Erythropoietin (EPO) is a glycoprotein produced mainly in the kidney. After its release to
the bloodstream EPO binds to its receptor predominantly located within the bone marrow where
erythropoiesis is stimulated. Recently, we have shown that recombinant human EPO (rHuEPO)
down-regulates circulating levels of renin and aldosterone. Concomitant clearance studies
revealed a decrease in proximal tubular reabsorption of sodium and water and a fall in
glomerular filtration rate (GFR). These results for the first time demonstrate a link between
EPO and renal function: By inhibiting proximal tubular reabsorption, which in turn results in
rapid declines in GFR and renin/aldosterone levels, EPO may directly reduce the major oxygen
consuming factor in the kidney. The expected result will be an increase of the oxygen tension
in the environment of renal EPO producing cells, in this way initiating an appropriate signal
for down-regulation of endogenous EPO synthesis when circulating levels of EPO are high.

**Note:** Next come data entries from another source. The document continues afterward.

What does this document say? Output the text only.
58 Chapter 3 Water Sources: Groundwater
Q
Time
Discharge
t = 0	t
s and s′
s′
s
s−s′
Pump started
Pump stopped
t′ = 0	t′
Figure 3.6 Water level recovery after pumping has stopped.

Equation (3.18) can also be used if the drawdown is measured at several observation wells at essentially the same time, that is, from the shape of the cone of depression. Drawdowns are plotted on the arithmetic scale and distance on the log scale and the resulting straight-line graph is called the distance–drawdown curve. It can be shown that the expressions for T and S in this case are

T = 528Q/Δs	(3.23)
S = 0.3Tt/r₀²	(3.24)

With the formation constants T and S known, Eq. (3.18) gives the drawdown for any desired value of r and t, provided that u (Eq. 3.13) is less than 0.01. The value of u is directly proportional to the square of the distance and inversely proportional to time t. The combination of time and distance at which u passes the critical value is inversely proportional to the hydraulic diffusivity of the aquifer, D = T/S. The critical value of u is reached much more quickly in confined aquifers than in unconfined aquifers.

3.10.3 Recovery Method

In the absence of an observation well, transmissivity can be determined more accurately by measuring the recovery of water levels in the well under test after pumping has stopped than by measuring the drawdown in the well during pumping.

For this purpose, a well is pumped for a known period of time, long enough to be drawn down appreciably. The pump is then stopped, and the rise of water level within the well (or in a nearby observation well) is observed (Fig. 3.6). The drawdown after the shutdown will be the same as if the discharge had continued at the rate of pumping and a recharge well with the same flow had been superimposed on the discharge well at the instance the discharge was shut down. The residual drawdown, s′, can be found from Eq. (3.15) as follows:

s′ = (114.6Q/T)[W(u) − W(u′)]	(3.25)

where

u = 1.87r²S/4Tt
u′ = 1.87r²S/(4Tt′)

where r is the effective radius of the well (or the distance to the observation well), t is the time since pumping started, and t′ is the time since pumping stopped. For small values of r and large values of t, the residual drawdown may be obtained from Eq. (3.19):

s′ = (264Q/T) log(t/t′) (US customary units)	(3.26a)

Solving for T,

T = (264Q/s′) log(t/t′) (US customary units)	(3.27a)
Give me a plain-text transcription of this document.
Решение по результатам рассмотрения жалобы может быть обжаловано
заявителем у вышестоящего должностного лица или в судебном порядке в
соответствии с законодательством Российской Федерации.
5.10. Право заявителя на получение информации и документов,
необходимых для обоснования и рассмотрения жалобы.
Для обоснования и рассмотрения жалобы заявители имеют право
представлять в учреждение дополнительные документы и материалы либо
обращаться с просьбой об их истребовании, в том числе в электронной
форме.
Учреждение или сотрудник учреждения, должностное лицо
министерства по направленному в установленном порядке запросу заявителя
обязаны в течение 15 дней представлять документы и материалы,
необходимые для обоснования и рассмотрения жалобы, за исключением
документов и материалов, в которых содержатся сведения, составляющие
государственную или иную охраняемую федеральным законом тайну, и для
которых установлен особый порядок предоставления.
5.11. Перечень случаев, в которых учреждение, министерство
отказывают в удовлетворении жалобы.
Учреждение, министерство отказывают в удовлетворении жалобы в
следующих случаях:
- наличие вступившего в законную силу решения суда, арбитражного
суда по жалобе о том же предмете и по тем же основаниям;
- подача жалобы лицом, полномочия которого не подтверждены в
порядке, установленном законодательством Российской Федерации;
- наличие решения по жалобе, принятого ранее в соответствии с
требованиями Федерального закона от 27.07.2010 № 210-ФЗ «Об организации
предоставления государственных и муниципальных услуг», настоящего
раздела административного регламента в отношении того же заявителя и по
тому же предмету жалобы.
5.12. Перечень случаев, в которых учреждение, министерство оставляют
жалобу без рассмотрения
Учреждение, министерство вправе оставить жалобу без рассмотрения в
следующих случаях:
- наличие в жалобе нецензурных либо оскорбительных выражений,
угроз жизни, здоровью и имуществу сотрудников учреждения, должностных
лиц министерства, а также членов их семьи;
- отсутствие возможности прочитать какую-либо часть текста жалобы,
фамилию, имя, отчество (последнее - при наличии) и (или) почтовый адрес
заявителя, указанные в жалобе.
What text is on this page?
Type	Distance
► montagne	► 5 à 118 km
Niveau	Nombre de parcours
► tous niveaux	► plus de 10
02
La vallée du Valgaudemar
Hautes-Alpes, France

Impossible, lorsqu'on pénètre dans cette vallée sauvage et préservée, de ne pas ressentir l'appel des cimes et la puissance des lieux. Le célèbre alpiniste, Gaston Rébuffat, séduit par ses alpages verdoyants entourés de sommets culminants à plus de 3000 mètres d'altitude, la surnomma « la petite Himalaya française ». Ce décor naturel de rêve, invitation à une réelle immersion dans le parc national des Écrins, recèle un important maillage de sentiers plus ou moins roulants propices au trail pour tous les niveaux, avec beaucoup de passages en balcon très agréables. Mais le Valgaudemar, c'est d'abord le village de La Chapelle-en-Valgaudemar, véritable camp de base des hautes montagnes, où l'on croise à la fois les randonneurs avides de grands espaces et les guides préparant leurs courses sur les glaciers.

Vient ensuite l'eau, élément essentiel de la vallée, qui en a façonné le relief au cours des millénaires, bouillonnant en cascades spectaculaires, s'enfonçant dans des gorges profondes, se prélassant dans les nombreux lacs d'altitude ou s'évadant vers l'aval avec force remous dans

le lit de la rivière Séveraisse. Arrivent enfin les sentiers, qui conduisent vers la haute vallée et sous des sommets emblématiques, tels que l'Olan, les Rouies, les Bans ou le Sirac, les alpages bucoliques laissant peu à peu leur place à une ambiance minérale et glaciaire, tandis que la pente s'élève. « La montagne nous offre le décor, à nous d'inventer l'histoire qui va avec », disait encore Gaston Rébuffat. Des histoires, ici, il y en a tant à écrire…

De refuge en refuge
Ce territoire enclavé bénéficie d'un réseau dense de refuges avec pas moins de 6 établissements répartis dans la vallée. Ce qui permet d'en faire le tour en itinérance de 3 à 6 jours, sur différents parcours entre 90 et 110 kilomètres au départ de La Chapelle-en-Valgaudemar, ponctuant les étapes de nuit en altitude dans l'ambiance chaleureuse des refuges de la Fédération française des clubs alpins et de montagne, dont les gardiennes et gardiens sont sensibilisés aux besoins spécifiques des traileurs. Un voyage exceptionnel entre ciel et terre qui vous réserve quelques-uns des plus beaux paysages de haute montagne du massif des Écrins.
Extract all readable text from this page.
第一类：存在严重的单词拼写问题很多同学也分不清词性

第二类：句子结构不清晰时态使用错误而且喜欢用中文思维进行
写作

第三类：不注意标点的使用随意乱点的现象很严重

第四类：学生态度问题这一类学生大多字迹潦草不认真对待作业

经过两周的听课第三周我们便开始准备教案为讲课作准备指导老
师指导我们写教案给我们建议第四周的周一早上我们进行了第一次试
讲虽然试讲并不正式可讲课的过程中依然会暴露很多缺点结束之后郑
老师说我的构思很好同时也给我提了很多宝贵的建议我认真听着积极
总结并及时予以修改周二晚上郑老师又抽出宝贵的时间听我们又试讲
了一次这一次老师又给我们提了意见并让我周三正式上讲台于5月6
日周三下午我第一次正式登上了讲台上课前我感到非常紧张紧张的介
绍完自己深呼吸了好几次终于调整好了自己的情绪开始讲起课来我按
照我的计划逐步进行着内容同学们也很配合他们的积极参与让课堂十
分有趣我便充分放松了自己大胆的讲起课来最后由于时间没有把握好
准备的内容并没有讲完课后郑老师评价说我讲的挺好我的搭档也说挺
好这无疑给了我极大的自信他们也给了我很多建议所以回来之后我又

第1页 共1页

The aim of this project is to test this hypothesis by investigating the renal effects of
rHuEPO in humans. In a double-blinded manner healthy subjects will be tested with placebo, or
low-dose rHuEPO for two weeks, or high-dose rHuEPO for three days. Accurate sodium balance
studies will be conducted together with renal clearance studies for measurements of renal
plasma flow (131I-Hippuran clearance with renal venous sampling), GFR (51Cr-EDTA clearance)
and the segmentel tubular handling of sodium and water (lithium clearance).
EPO is the sole haematopoietic growth factor that is mainly produced in the kidneys and the
project will provide new information about basic physiological issues regarding the
association between renal function and the regulation of EPO synthesis.